For e-books/text, I primarily still use a version of TealPoint's TealDoc software. TealDoc can read plain text and .doc files, and supports landscape mode and scrollwheels on devices which have those. It also can deal with documents stored on cards rather than in RAM. It does not render HTML; however, version 6 can strip out HTML tags. TealDoc is $19.95 US. I've read hundreds of books on my handheld with my trusty copy of TealDoc. Good investment for me.

If you need a reader which renders HTML, people used to suggest MobiPocket Reader. I haven't used it in ages, so I can't really comment on it. Baen Books' online subscription service recommends using MobiPocket as they distribute their books in HTML (but it's really basically just paragraph tags, which are easy enough to visually ignore for me in TealDoc). This is also $19.95 US.
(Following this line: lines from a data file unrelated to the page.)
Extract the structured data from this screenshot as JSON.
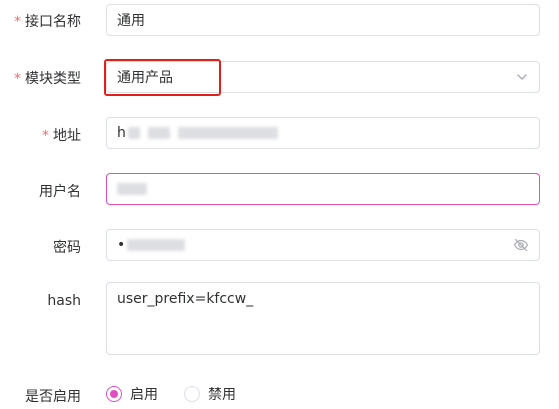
{
  "form": {
    "interface_name": {
      "required_mark": "*",
      "label": "接口名称",
      "value": "通用"
    },
    "module_type": {
      "required_mark": "*",
      "label": "模块类型",
      "value": "通用产品"
    },
    "address": {
      "required_mark": "*",
      "label": "地址",
      "value_prefix": "h"
    },
    "username": {
      "label": "用户名"
    },
    "password": {
      "label": "密码",
      "value_prefix": "•"
    },
    "hash": {
      "label": "hash",
      "value": "user_prefix=kfccw_"
    },
    "enabled": {
      "label": "是否启用",
      "options": [
        "启用",
        "禁用"
      ],
      "selected": "启用"
    }
  },
  "colors": {
    "accent": "#e14ec0",
    "required": "#f56c6c",
    "highlight": "#e0201b",
    "border": "#dcdfe6"
  },
  "icons": {
    "select_arrow": "chevron-down-icon",
    "password_toggle": "eye-off-icon"
  }
}
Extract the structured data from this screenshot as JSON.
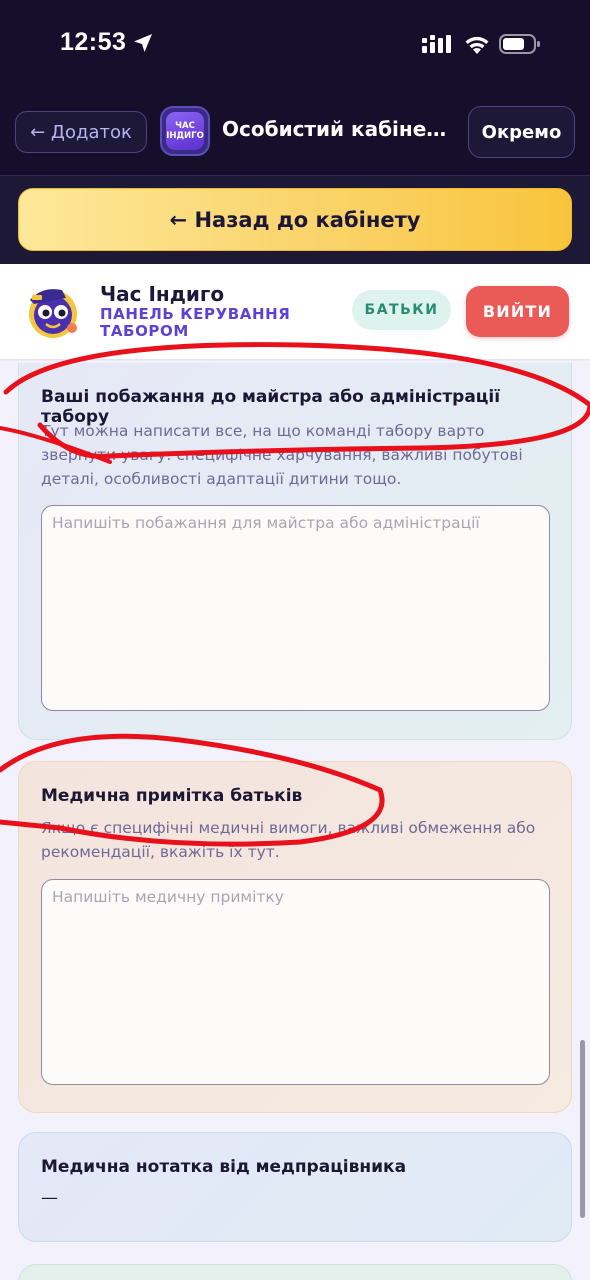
{
  "status_bar": {
    "time": "12:53",
    "icons": [
      "location-arrow-icon",
      "cellular-signal-icon",
      "wifi-icon",
      "battery-icon"
    ]
  },
  "nav": {
    "back_label": "← Додаток",
    "logo_text_line1": "ЧАС",
    "logo_text_line2": "ІНДИГО",
    "title": "Особистий кабінет к...",
    "separate_label": "Окремо"
  },
  "back_bar": {
    "label": "← Назад до кабінету"
  },
  "header": {
    "brand_name": "Час Індиго",
    "brand_sub": "ПАНЕЛЬ КЕРУВАННЯ ТАБОРОМ",
    "role_badge": "БАТЬКИ",
    "logout_label": "ВИЙТИ"
  },
  "wishes": {
    "title": "Ваші побажання до майстра або адміністрації табору",
    "description": "Тут можна написати все, на що команді табору варто звернути увагу: специфічне харчування, важливі побутові деталі, особливості адаптації дитини тощо.",
    "placeholder": "Напишіть побажання для майстра або адміністрації",
    "value": ""
  },
  "medical_note": {
    "title": "Медична примітка батьків",
    "description": "Якщо є специфічні медичні вимоги, важливі обмеження або рекомендації, вкажіть їх тут.",
    "placeholder": "Напишіть медичну примітку",
    "value": ""
  },
  "nurse_note": {
    "title": "Медична нотатка від медпрацівника",
    "value": "—"
  },
  "colors": {
    "accent_purple": "#5b44d4",
    "logout_red": "#ea5a57",
    "yellow_button": "#fad36a",
    "annotation_red": "#e8111b"
  }
}
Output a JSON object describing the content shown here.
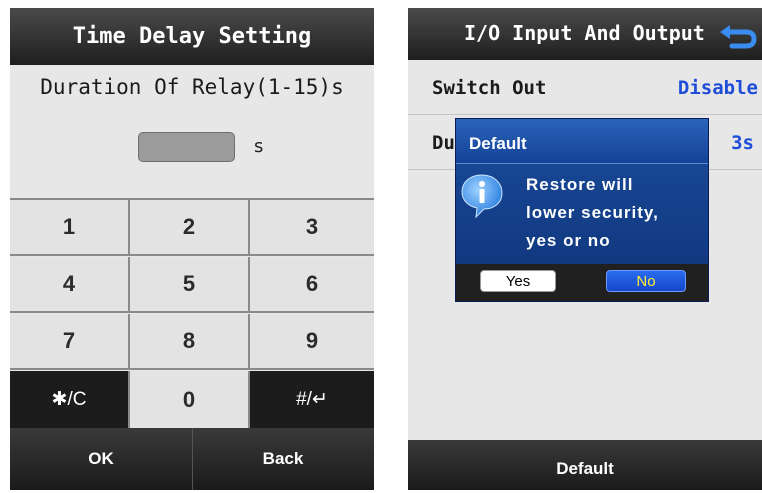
{
  "left_screen": {
    "title": "Time Delay Setting",
    "prompt": "Duration Of Relay(1-15)s",
    "input_value": "",
    "unit": "s",
    "keys": [
      "1",
      "2",
      "3",
      "4",
      "5",
      "6",
      "7",
      "8",
      "9",
      "✱/C",
      "0",
      "#/↵"
    ],
    "ok_label": "OK",
    "back_label": "Back"
  },
  "right_screen": {
    "title": "I/O Input And Output",
    "back_icon": "return-arrow-icon",
    "rows": [
      {
        "label": "Switch Out",
        "value": "Disable"
      },
      {
        "label": "Du",
        "value": "3s"
      }
    ],
    "dialog": {
      "title": "Default",
      "icon": "info-icon",
      "message_lines": [
        "Restore will",
        "lower security,",
        "yes or no"
      ],
      "yes_label": "Yes",
      "no_label": "No"
    },
    "bottom_label": "Default"
  },
  "colors": {
    "title_bar": "#2b2b2b",
    "screen_bg": "#e7e7e7",
    "value_blue": "#1f4cd8",
    "dialog_blue": "#1a4c9c",
    "no_button": "#1f5fe8",
    "no_text": "#ffee33"
  }
}
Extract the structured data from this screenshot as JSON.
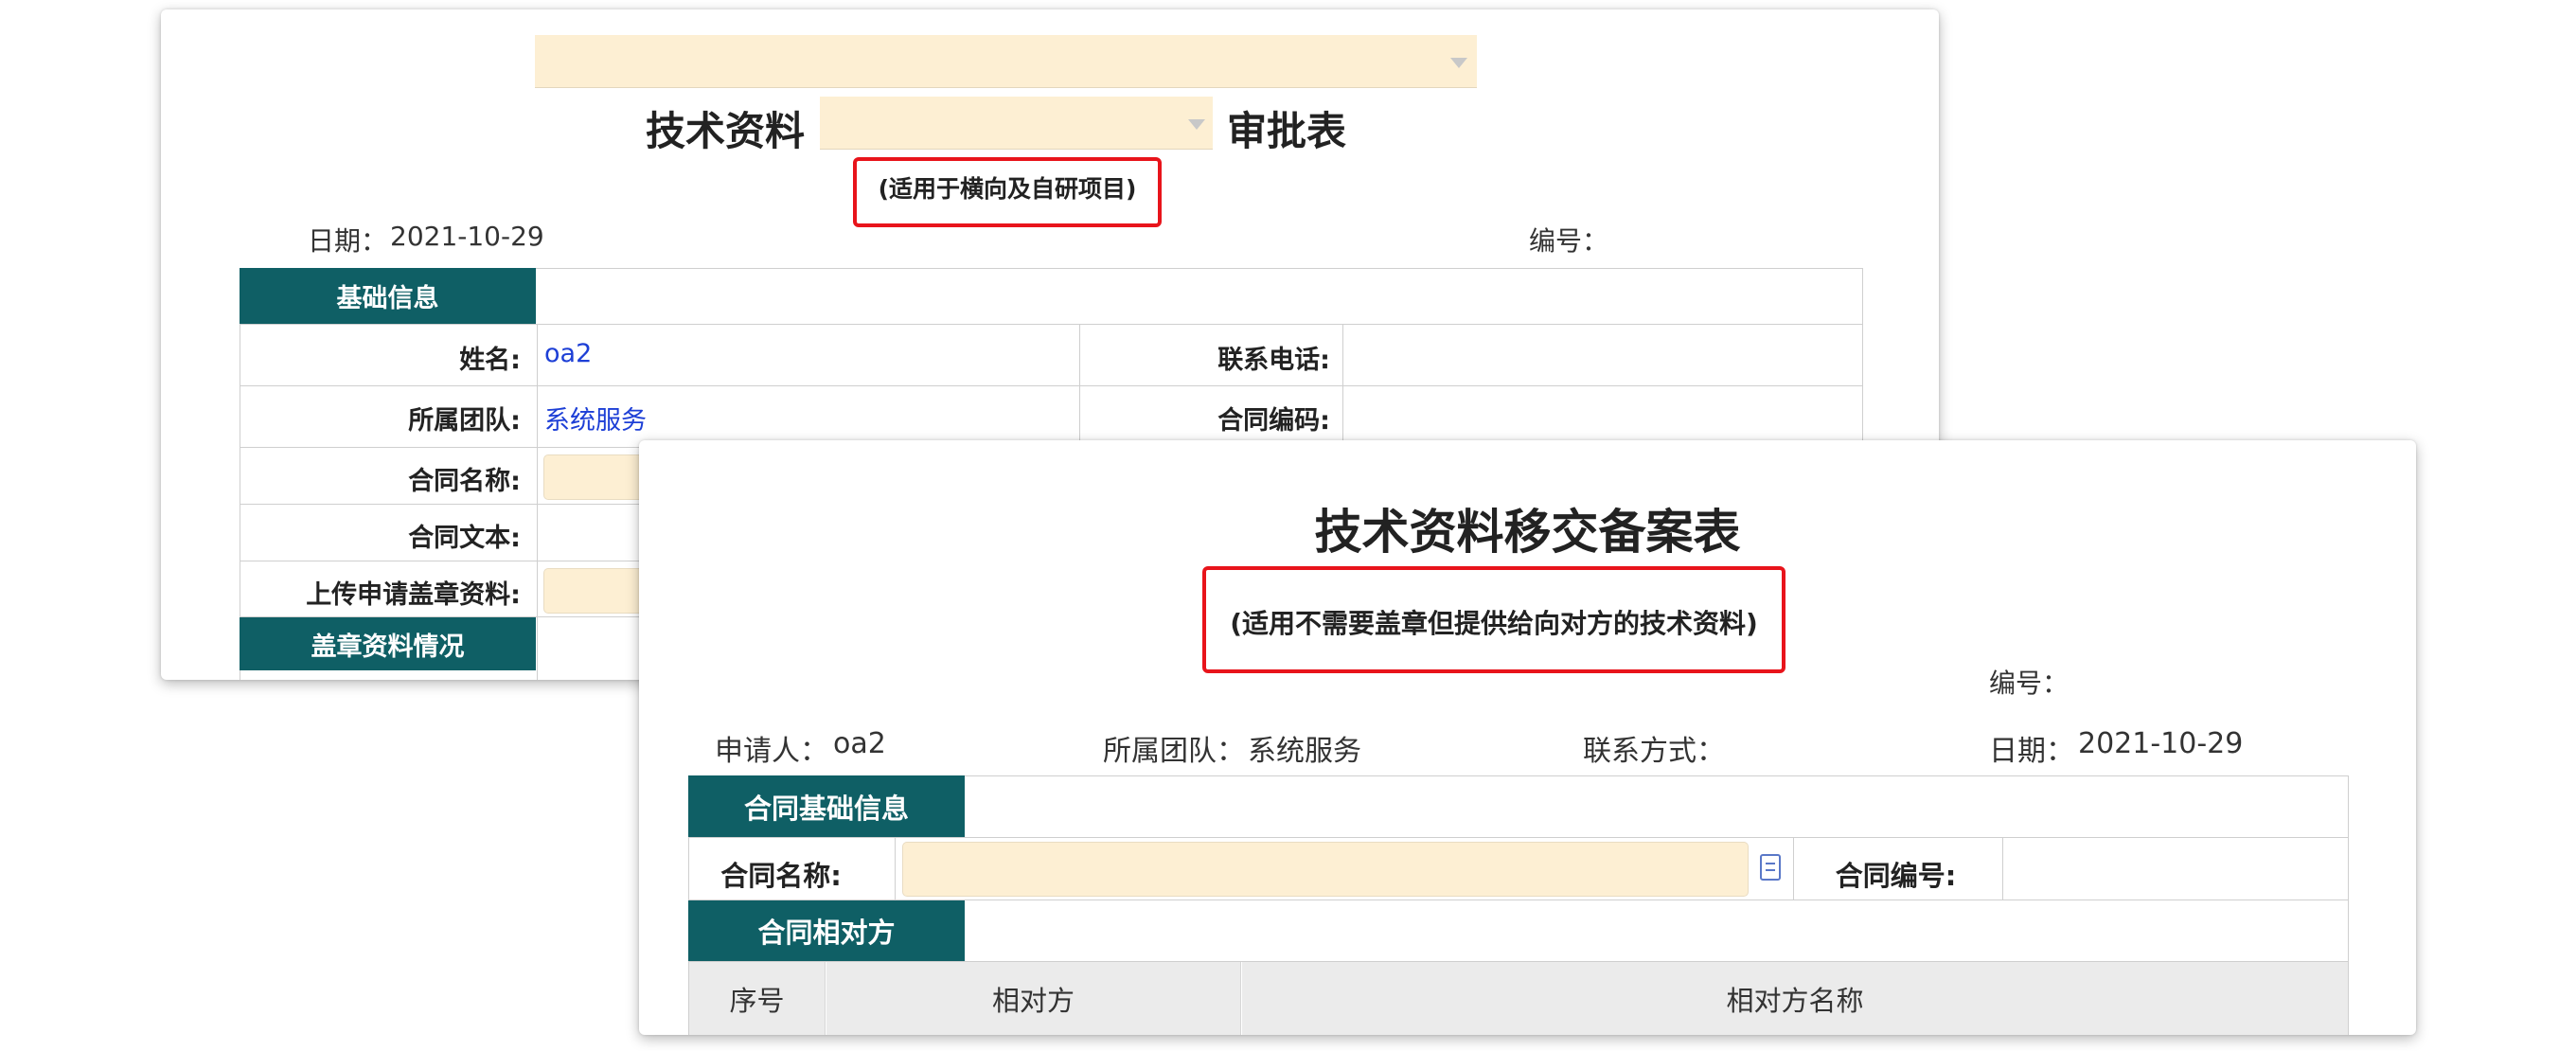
{
  "card_a": {
    "title_left": "技术资料",
    "title_right": "审批表",
    "note": "(适用于横向及自研项目)",
    "date_label": "日期：",
    "date_value": "2021-10-29",
    "number_label": "编号：",
    "section_basic": "基础信息",
    "name_label": "姓名:",
    "name_value": "oa2",
    "phone_label": "联系电话:",
    "team_label": "所属团队:",
    "team_value": "系统服务",
    "contract_code_label": "合同编码:",
    "contract_name_label": "合同名称:",
    "contract_text_label": "合同文本:",
    "upload_label": "上传申请盖章资料:",
    "section_seal": "盖章资料情况"
  },
  "card_b": {
    "title": "技术资料移交备案表",
    "note": "(适用不需要盖章但提供给向对方的技术资料)",
    "number_label": "编号：",
    "applicant_label": "申请人：",
    "applicant_value": "oa2",
    "team_label": "所属团队：",
    "team_value": "系统服务",
    "contact_label": "联系方式：",
    "date_label": "日期：",
    "date_value": "2021-10-29",
    "section_contract_basic": "合同基础信息",
    "contract_name_label": "合同名称:",
    "contract_number_label": "合同编号:",
    "section_counterparty": "合同相对方",
    "col_index": "序号",
    "col_counterparty": "相对方",
    "col_counterparty_name": "相对方名称"
  },
  "icons": {
    "select_caret": "chevron-down-icon",
    "lookup": "lookup-list-icon"
  },
  "colors": {
    "section_header_bg": "#0f5f65",
    "input_bg": "#fdefd3",
    "highlight_border": "#e8141b",
    "link_text": "#1d3fd6"
  }
}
Palm also offers eReader (used to be Palm Reader) for both your Palm and for your Mac, so you can read Palm .doc files on your Mac. It supports some kind of digital rights management. It is possible to buy DRM books from somewhere for it, but it will also handle just regular text files converted to Palm doc format. While I don't use this on my handheld that often, I do use it on my Mac. It has a nice visual page display. The desktop and Palm versions are available in a free version.

Most of these programs would go quite handily with PorDiBle for your OS X box. PorDiBle converts RTF and text files to Palm doc files (.pdb) which can be read with most document readers for the Palm.